Outre un certain confort, un grand nombre de ces objets est désormais proposé dans le but de faciliter la surveillance de nos biens et donc anticiper tout type de risques et dangers domestiques. Les avancées technologiques en matière de domotique ont très vite été suivies par une revue des offres d’assurance habitation avec des packs « assurance + solutions de surveillance » et l’arrivée de nouveaux acteurs. L’Insurtech Luko qui, en parallèle du développement de toute une gamme de produits de surveillance (allant du dispositif intelligent d’analyse des intrusions au détecteur de fuite), a justement mis en place un large panel d’offres d’assurance directement liées à ces produits.

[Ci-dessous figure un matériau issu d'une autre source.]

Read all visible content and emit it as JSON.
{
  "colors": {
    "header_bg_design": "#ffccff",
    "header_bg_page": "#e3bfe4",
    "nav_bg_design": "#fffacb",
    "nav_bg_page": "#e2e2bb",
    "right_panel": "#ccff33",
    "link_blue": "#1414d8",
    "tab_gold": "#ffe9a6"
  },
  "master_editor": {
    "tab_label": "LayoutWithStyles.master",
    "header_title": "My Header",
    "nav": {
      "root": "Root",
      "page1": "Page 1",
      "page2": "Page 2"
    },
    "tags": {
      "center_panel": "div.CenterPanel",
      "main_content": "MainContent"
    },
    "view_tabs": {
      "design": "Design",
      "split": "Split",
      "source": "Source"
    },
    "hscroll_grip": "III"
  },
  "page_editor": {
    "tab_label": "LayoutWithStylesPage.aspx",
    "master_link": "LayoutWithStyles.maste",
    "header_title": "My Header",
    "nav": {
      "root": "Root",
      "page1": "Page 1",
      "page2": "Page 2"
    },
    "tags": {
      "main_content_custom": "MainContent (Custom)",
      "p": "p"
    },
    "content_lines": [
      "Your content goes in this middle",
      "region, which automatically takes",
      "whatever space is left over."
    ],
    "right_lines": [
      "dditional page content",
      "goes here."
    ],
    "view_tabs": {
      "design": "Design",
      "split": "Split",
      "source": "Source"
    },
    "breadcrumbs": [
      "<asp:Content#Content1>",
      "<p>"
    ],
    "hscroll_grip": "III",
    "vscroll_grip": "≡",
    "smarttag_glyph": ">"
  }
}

Cette mouvance ne se limite pas aux Insurtechs mais touche aussi les compagnies d’assurance elles-mêmes qui instituent des partenariats avec des fournisseurs de domotique (ex : American Family Insurance avec les solutions de Ring et Nest de Google – un dernier exemple représentatif de l’implication active des GAFAM dans l’IoT). Elles proposent dès lors à leurs assurés des réductions sur leurs cotisations lorsque des systèmes de surveillance et d’alerte sont installés dans les habitations.

L’habitation devient alors connectée, « Smart Home », et permet à ses occupants de vivre beaucoup plus sereinement tout en diminuant une part des risques de la vie quotidienne, part que l’assureur lui-même peut revoir à la baisse.

Monitoring de la santé au service des assurances

Les services E-santé et leurs liens avec les assurances doivent également être traités si l’on souhaite faire une analyse exhaustive des liens entre l’IoT et l’Assurance.

Les objets connectés se sont multipliés et occupent désormais une place prédominante dans notre vie. Au-delà de la quasi nécessité de posséder ces objets (car la plupart des nouveaux services s’appuient sur eux), on constate que celle-ci va souvent de pair avec une relation de proximité très importante puisqu’il est question de contact physique prolongé et quotidien avec ceux-ci.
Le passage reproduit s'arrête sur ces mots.